Alle Rechte vorbehalten. © F.A.Z. GmbH, Frankfurt am Main
Es hat lange gedauert, bis Landschaft in der Malerei nicht mehr nur den dekorativen Hintergrund spielen, sondern als eigenes großes Thema brillieren durfte. Dann aber zogen die Künstler mit Zeichen- und Malzeug ins Freie, hielten fest, was sie sahen und manchmal noch ein bisschen mehr. Sehr gefragt waren Gebirgsdarstellungen, insbesondere bevor bequeme Seilbahnen es fast jedem selbst erlaubten, die Grandezza der Gipfelwelt in der Höhe zu bewundern.
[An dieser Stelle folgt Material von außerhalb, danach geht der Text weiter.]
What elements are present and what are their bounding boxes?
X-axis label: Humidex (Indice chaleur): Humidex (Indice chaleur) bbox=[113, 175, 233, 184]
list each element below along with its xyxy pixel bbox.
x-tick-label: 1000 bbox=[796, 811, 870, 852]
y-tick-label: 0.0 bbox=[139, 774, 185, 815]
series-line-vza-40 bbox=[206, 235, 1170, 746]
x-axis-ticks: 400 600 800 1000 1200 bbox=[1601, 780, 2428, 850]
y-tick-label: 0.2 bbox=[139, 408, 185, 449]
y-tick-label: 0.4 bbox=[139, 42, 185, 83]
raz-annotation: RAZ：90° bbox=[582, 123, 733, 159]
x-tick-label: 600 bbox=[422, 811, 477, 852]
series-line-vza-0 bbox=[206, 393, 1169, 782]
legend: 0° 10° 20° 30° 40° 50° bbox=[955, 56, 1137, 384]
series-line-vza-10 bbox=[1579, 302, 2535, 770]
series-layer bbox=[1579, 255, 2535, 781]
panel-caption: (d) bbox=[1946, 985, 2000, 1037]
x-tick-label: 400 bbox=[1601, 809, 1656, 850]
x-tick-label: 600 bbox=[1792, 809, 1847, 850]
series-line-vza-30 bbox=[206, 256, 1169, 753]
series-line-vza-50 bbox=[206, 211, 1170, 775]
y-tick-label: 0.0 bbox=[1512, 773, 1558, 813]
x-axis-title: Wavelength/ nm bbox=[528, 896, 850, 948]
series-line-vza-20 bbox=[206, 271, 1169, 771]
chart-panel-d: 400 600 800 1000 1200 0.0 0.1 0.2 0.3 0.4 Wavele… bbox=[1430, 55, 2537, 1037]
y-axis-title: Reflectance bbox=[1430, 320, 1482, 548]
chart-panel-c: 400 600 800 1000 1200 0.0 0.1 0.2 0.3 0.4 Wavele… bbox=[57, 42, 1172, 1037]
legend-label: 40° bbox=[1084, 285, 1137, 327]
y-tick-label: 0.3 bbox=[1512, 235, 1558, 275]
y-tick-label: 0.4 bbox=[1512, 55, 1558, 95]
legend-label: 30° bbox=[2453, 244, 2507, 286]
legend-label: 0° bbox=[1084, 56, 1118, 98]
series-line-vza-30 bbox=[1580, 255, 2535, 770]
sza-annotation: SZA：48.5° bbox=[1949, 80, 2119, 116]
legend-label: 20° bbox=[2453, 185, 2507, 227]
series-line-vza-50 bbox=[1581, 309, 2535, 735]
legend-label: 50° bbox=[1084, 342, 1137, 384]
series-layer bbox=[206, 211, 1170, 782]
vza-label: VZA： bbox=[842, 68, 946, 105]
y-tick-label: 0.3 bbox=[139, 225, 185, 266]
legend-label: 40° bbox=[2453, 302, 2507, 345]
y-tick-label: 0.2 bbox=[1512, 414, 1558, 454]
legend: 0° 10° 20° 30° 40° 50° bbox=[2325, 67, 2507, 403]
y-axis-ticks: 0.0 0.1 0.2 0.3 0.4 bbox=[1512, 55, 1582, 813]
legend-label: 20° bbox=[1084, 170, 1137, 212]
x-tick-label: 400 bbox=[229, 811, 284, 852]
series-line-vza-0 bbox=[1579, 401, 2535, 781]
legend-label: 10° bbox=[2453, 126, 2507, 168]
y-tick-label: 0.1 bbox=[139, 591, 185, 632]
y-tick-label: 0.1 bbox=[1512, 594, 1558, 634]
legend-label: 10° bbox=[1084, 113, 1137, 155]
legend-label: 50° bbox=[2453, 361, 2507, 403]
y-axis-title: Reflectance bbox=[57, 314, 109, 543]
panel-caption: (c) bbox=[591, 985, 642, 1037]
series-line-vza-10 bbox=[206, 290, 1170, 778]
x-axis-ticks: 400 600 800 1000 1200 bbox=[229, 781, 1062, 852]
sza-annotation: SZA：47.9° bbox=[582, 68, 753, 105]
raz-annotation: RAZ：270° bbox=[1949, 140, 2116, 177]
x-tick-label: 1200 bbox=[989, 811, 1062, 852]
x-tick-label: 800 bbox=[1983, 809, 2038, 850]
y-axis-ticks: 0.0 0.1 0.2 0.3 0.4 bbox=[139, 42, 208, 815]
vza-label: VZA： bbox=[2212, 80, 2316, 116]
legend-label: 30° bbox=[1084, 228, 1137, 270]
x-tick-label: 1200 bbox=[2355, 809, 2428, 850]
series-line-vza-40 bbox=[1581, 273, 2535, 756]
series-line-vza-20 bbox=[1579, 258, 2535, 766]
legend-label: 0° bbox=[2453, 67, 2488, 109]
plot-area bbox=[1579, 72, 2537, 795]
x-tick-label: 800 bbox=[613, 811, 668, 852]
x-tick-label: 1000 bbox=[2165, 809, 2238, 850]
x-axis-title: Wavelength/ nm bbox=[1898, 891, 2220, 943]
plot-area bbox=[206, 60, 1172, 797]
Um herauszufinden, wie ehrlich die Maler waren und wie ihre Motive heute aussehen, erwanderten Ruth Michel Richter und Konrad Richter - nach dem Berner Oberland und Graubünden - wiederum ein Stück der Schweiz, diesmal deren Herz: die Gotthardregion. Gleich auf der ersten von vierzehn Touren erwischen sie einen Künstler beim Tricksen; Charles Girons "Wiege der Eidgenossenschaft", das große Wandpanorama im Berner Nationalratssaal, blickt hinab auf den Vierwaldstättersee, an dem Wilhelm Tells Rütliwiese liegt. Nicht nur lässt der Künstler damals, 1900, die bereits existierende Bahnlinie und sowie die Hotels idealisierend fort, er verquickt auch zwei unterschiedliche Aussichten, um seine Komposition zu optimieren. Überhaupt spitzt künstlerische Freiheit manche der mehrheitlich aus dem neunzehnten Jahrhundert stammenden Ansichten gern dramatisch zu, wie Fotovergleiche der Motive von heute zeigen: Da erscheinen Berge höher, Abhänge steiler und Bäche reißender. Caspar Wolf hingegen übertrieb nicht, als er 1778 die mächtige, weit ins Tal reichende weiße Zunge des gewaltigen Rhone-Gletschers malte, doch hat man seinen Platz von damals erreicht, zeigt sich heute alles grün und felsig, denn vom Eis hat der Klimawandel nichts übrig gelassen. Mit präzisen Beschreibungen zu den einstigen Aufstellungsorten der Staffeleien unterwegs, bekommt man viele Hinweise auf Sehenswertes am Wegesrand und erfährt manches über Geschichte und Geographie der Region, nicht zu vergessen alte Mythen. Auch aus Schillers "Wilhelm Tell" zitieren die Autoren, nur anders als die Maler war der Dichter niemals hier.
bsa
"Wandern wie gemalt. Gotthardregion. Auf den Spuren bekannter Gemälde" von Ruth Michel Richter und Konrad Richter. Rotpunktverlag , Zürich 2020. 384 Seiten, 350 Abbildungen, einige Karten. Broschiert, 38 Euro.